Hypha, the organization that created SEEDS and built the technology that supports it, has also worked to grow the community of humans coming into the SEEDS ecosystem to play, learn, and collaborate in building regenerative economies and organizations. This movement building effort has been led by the Movement Building Circle (MBC) within Hypha. 

If it weren't for the efforts of the MBC, Samara may have never formed. Many Samarians met each other and began exploring collaborative potential by participating in calls, events, and activities hosted by MBC. The Ambassador Academy provided an essential deep-dive into SEEDS while also building a community of support among those looking to become an Ambassador for SEEDS.

Furthermore, E-Town Halls hosted conversations on specific areas of the SEEDS movement, and opened dialogue on areas for growth and improvement. Last but not least, Bioregional Cross Pollination calls brought together active ambassadors from around the world to practice the art of ecosystem mapping, explore adoption journeys, and ask tough questions about what it will take to create truly regenerative economies where Seeds can be circulated purposefully. 

All of these services and more fostered the connections of people, ideas, and initiatives that produced the right relationships for Samara's birth. See Samara's Origin Story.

As Samara senses into itself, it has come to clearly understand that a key expression of its purpose is to support local adoption pilots that are experimenting with how SEEDS (both Seeds, the currency, and all of the ecosystem services designed into the SEEDS economy and community) can deliver regenerative impact to local economies and organizations. As MBC has pioneered the creation of SEEDS pilots and continues to devote people and resources towards supporting pilot growth, this presents a potential overlap in activities among two very closely related organizations. 

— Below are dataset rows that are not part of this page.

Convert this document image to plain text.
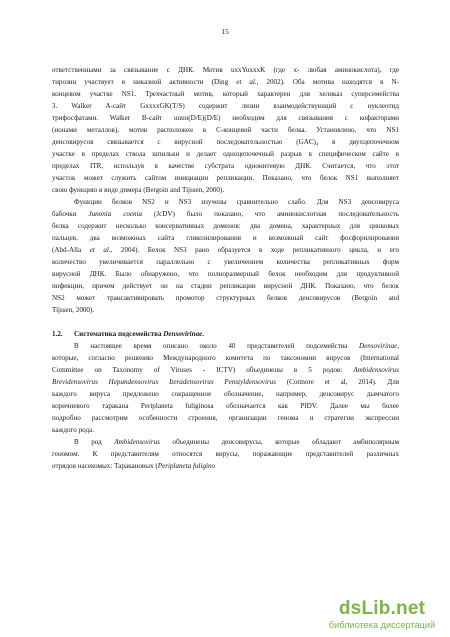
15
ответственными за связывание с ДНК. Мотив uxxYuxxxK (где x- любая аминокислота), где
тирозин участвует в никазной активности (Ding et al., 2002). Оба мотива находятся в N-
концевом участке NS1. Трехчастный мотив, который характерен для хеликаз суперсемейства
3. Walker A-сайт GxxxxGK(T/S) содержит лизин взаимодействующий с нуклеотид
трифосфатами. Walker B-сайт uuuu(D/E)(D/E) необходим для связывания с кофакторами
(ионами металлов), мотив расположен в C-концевой части белка. Установлено, что NS1
денсовирусов связывается с вирусной последовательностью (GAC)₄ в двухцепочечном
участке в пределах ствола шпильки и делает одноцепочечный разрыв в специфическом сайте в
пределах ITR, используя в качестве субстрата однонитевую ДНК. Считается, что этот
участок может служить сайтом инициации репликации. Показано, что белок NS1 выполняет
свою функцию в виде димера (Bergoin and Tijssen, 2000).
Функции белков NS2 и NS3 изучены сравнительно слабо. Для NS3 денсовируса
бабочки Junonia coenia (JcDV) было показано, что аминокислотная последовательность
белка содержит несколько консервативных доменов: два домена, характерных для цинковых
пальцев, два возможных сайта гликозилирования и возможный сайт фосфорилирования
(Abd-Alla et al., 2004). Белок NS3 рано образуется в ходе репликативного цикла, и его
количество увеличивается параллельно с увеличением количества репликативных форм
вирусной ДНК. Было обнаружено, что полноразмерный белок необходим для продуктивной
инфекции, причем действует он на стадии репликации вирусной ДНК. Показано, что белок
NS2 может трансактивировать промотор структурных белков денсовирусов (Bergoin and
Tijssen, 2000).
1.2. Систематика подсемейства Densovirinae.
В настоящее время описано около 40 представителей подсемейства Densovirinae,
которые, согласно решению Международного комитета по таксономии вирусов (International
Committee on Taxonomy of Viruses - ICTV) объединены в 5 родов: Ambidensovirus
Brevidensovirus Hepandensovirus Iteradensovirus Penstyldensovirus (Cotmore et al, 2014). Для
каждого вируса предложено сокращенное обозначение, например, денсовирус дымчатого
коричневого таракана Periplaneta fuliginosa обозначается как PfDV. Далее мы более
подробно рассмотрим особенности строения, организации генома и стратегии экспрессии
каждого рода.
В род Ambidensovirus объединены денсовирусы, которые обладают амбиполярным
геномом. К представителям относятся вирусы, поражающие представителей различных
отрядов насекомых: Таракановых (Periplaneta fuligino
dsLib.net
библиотека диссертаций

Many Samarians involved in its birth struggled with the question, "Should we just work with MBC?" Yet ultimately, Samara clearly expressed a need to exist in a form beyond the container of Hypha's MBC. See Samara's Identity

However, this confident expression of transcendent purpose and form retains a deep humility and desire to work collaboratively with MBC. The circle and individuals within hold deep wisdom around this work, and Samara could not have matured without it. Some Samarians also currently hold roles or contribute to quests within the MBC. 

Now that we know we must exist, our challenge is to constantly examine how we can exist-with, the only true form of existence in a interconnected and interdependent world. Our initial sense is that MBC is acting on a broader scale across regions (activating the Seeds movement), while Samara is going deepdeeper into specific regenerative pilots (building orgs andorganizations, marketplaces and villages). Of course, this sense will evolve as both Samara and MBC adapt to ever-changing context and membership.

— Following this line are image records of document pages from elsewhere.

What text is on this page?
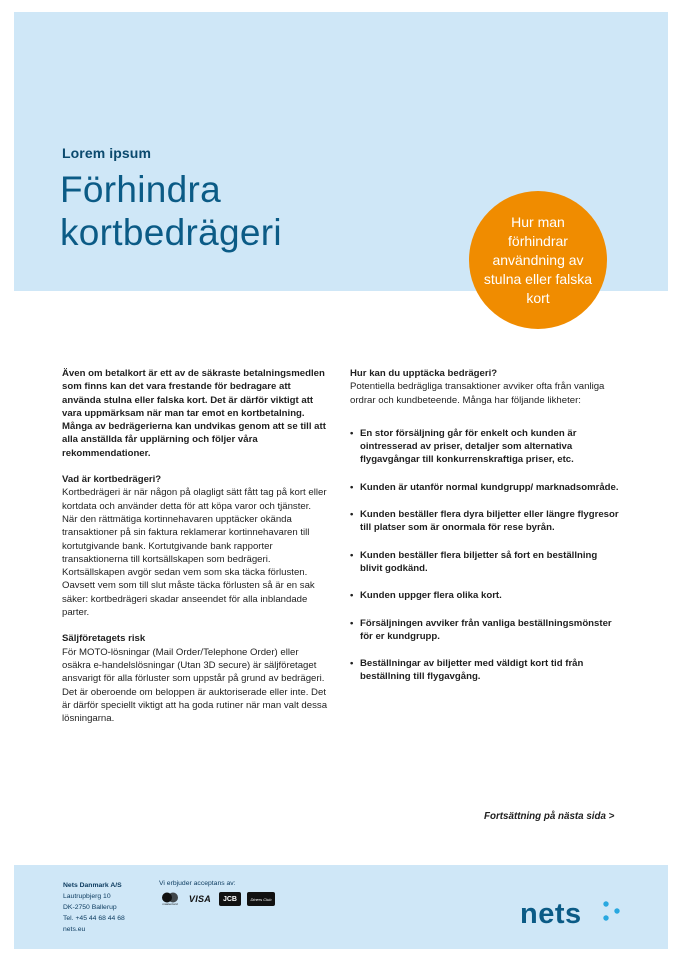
Lorem ipsum
Förhindra
kortbedrägeri	Hur man förhindrar användning av stulna eller falska kort

Även om betalkort är ett av de säkraste betalningsmedlen som finns kan det vara frestande för bedragare att använda stulna eller falska kort. Det är därför viktigt att vara uppmärksam när man tar emot en kortbetalning. Många av bedrägerierna kan undvikas genom att se till att alla anställda får upplärning och följer våra rekommendationer.

Vad är kortbedrägeri?

Kortbedrägeri är när någon på olagligt sätt fått tag på kort eller kortdata och använder detta för att köpa varor och tjänster. När den rättmätiga kortinnehavaren upptäcker okända transaktioner på sin faktura reklamerar kortinnehavaren till kortutgivande bank. Kortutgivande bank rapporter transaktionerna till kortsällskapen som bedrägeri. Kortsällskapen avgör sedan vem som ska täcka förlusten. Oavsett vem som till slut måste täcka förlusten så är en sak säker: kortbedrägeri skadar anseendet för alla inblandade parter.

Säljföretagets risk

För MOTO-lösningar (Mail Order/Telephone Order) eller osäkra e-handelslösningar (Utan 3D secure) är säljföretaget ansvarigt för alla förluster som uppstår på grund av bedrägeri. Det är oberoende om beloppen är auktoriserade eller inte. Det är därför speciellt viktigt att ha goda rutiner när man valt dessa lösningarna.

Hur kan du upptäcka bedrägeri?

Potentiella bedrägliga transaktioner avviker ofta från vanliga ordrar och kundbeteende. Många har följande likheter:

• En stor försäljning går för enkelt och kunden är ointresserad av priser, detaljer som alternativa flygavgångar till konkurrenskraftiga priser, etc.
• Kunden är utanför normal kundgrupp/ marknadsområde.
• Kunden beställer flera dyra biljetter eller längre flygresor till platser som är onormala för rese byrån.
• Kunden beställer flera biljetter så fort en beställning blivit godkänd.
• Kunden uppger flera olika kort.
• Försäljningen avviker från vanliga beställningsmönster för er kundgrupp.
• Beställningar av biljetter med väldigt kort tid från beställning till flygavgång.
Fortsättning på nästa sida >
Nets Danmark A/S
Lautrupbjerg 10
DK-2750 Ballerup
Tel. +45 44 68 44 68
nets.eu
Vi erbjuder acceptans av:
mastercard VISA	JCB	Diners Club	nets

As we explore what this coexistence looks like in our activities and offerings, we hold several key understandings and intentions: 

1) Redundancy is seen throughout thriving ecosystems and is a core element of resilience in systems.

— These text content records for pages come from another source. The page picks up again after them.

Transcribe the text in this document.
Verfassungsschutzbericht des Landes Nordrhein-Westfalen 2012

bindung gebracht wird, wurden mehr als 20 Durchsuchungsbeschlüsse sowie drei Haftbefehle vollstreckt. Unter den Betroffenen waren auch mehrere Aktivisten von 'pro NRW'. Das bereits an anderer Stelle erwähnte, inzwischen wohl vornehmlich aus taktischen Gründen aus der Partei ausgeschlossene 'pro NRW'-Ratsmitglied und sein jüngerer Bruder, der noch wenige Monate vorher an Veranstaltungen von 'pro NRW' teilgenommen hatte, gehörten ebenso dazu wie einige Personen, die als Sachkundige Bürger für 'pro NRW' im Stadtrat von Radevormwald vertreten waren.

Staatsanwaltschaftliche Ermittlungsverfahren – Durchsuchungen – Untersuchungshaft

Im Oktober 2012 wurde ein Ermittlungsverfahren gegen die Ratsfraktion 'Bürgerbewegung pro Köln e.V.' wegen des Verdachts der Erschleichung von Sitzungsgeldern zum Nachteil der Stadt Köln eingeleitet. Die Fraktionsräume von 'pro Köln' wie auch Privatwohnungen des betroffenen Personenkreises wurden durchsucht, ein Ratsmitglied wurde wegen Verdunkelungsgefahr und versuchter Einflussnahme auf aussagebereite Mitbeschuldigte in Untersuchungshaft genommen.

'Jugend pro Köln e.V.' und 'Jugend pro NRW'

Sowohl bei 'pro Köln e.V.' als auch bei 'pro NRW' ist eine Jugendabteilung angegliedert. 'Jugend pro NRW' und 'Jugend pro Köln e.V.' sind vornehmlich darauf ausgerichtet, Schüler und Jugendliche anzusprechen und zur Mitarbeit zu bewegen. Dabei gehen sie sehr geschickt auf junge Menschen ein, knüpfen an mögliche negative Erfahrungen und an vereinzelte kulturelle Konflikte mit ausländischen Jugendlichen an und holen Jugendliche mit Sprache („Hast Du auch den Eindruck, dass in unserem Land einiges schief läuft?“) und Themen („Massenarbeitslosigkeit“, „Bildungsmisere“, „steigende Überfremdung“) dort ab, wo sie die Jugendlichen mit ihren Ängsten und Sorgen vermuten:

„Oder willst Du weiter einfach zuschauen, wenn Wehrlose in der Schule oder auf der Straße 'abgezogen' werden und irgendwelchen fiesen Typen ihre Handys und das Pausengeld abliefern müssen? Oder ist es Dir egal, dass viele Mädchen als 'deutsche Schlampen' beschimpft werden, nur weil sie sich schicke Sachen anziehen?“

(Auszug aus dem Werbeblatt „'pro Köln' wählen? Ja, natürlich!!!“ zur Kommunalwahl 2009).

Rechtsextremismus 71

2) Redundancy and Efficiency are always in relationship. Redundancy pushed too far can create wasteful excess and inefficient use of resources. Efficiency pushed too far can create vulnerable failure points and structural rigidity that can collapse during unexpected changes in the system. 

3) To best serve the Regenerative Renaissance, MBC and Samara must both strive for Symmathesy, supporting mutual learning through full transparency and active communication. As Paulo from MBC said - "Our redundancy will be great, as long as we're sharing our learnings."

Both parties have acknowledged that consistent communication and shared knowledge gardens will be necessary for maintaining the right balance between redundancy and efficiency, and we have committed to an intentional Samara-MBC call at least once a month, but also recognize that our shared membership and activities present opportunities for constant communication.